De aanbiedingsplicht van huurwoningen, die het kabinet voorstaat, is volgens de Raad van State nu nergens op gebaseerd. De afdeling Advisering vindt dat de beoogde effecten eerst cijfermatig moet worden onderbouwd.

De regering stelt voor dat als woningcorporaties woningen willen verkopen, ze die dan eerst te koop aanbieden aan de bewoner of aan andere huurders van een sociale huurwoning in de gemeente. Deze aanbiedingsplicht heeft volgens de regering drie doelen: toenemend aanbod van koopwoningen, bewoners van een sociale huurwoning kunnen makkelijker in hun eigen wijk een woning kopen en een betere doorstroming op de sociale woningmarkt.

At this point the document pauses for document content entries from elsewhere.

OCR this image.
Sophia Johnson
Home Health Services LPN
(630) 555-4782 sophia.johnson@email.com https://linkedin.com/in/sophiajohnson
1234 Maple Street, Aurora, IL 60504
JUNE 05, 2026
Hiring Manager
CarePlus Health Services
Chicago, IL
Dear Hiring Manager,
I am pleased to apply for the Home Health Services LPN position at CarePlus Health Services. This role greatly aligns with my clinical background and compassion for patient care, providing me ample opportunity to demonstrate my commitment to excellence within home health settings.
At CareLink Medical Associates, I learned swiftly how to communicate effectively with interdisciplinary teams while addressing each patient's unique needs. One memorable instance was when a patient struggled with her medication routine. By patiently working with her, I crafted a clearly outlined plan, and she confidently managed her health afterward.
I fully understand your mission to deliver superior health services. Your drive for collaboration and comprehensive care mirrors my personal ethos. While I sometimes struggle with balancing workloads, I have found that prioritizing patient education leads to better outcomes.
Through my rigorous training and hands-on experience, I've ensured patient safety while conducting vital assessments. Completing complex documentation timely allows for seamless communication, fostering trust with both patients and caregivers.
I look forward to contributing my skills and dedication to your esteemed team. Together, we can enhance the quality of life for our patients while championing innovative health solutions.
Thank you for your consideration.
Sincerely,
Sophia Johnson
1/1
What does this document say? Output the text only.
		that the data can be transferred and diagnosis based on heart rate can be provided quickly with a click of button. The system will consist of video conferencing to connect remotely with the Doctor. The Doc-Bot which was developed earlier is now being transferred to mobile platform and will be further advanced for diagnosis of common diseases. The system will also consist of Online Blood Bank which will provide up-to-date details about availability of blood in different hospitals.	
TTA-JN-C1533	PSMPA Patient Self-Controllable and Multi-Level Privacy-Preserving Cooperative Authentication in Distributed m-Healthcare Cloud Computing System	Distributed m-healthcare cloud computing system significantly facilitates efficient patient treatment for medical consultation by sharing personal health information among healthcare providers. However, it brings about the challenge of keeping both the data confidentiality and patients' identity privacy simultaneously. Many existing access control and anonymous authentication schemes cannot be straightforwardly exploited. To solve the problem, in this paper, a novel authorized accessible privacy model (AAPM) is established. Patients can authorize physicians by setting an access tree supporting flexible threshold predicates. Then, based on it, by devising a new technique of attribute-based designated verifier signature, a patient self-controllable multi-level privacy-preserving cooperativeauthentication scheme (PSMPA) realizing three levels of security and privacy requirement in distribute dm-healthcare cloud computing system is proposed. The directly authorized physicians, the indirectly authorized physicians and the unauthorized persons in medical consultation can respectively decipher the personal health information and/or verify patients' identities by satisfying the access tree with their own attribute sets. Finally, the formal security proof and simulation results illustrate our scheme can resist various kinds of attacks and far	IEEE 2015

Volgens de Raad van State lijkt de aanbiedingsplicht aan deze doelen maar een beperkte bijdrage te kunnen leveren. Zo is het volgens de afdeling Advisering niet duidelijk waarom de maatregel zorgt voor een toename van het aantal koopwoningen. ‘Corporaties mogen woningen immers nu ook al verkopen. Verder is niet altijd gezegd dat bewoners van een sociale huurwoning een huis kunnen kopen in hun eigen wijk, dat kan ook elders in de gemeente zijn’, schrijft ze in het advies aan de regering.

Doorstroming

Het effect op de doorstroming in de sociale woningmarkt is volgens de RvS eveneens lastig te beoordelen, nu onbekend is hoeveel woningen corporaties willen verkopen aan een huurder. De Afdeling adviseert de regering om cijfermatig te onderbouwen hoeveel eengezinswoningen kunnen worden verkocht aan huurders van een sociale huurwoning

Zelfbewoningsplicht

De Raad van State is ook kritisch op de zelfbewoningsplicht als onderdeel van de aanbiedingsplicht. De regering stelt als voorwaarde dat na verkoop van een corporatiewoning -een eengezinswoning- de huurder de woning zelf moet bewonen. ‘Maar een woningcorporatie heeft er slecht zicht op of de koper daadwerkelijk zelf in de woning gaat wonen of dat hij die bijvoorbeeld doorverkoopt voor winst. Om bij verkoop eigen bewoning af te dwingen heeft een corporatie momenteel ook weinig mogelijkheden. De Afdeling advisering vraagt zich af of de regering het stelsel op dit punt niet moet aanscherpen, omdat de regering juist wenst om het kopen van een woning voor eigen gebruik toegankelijker te maken.’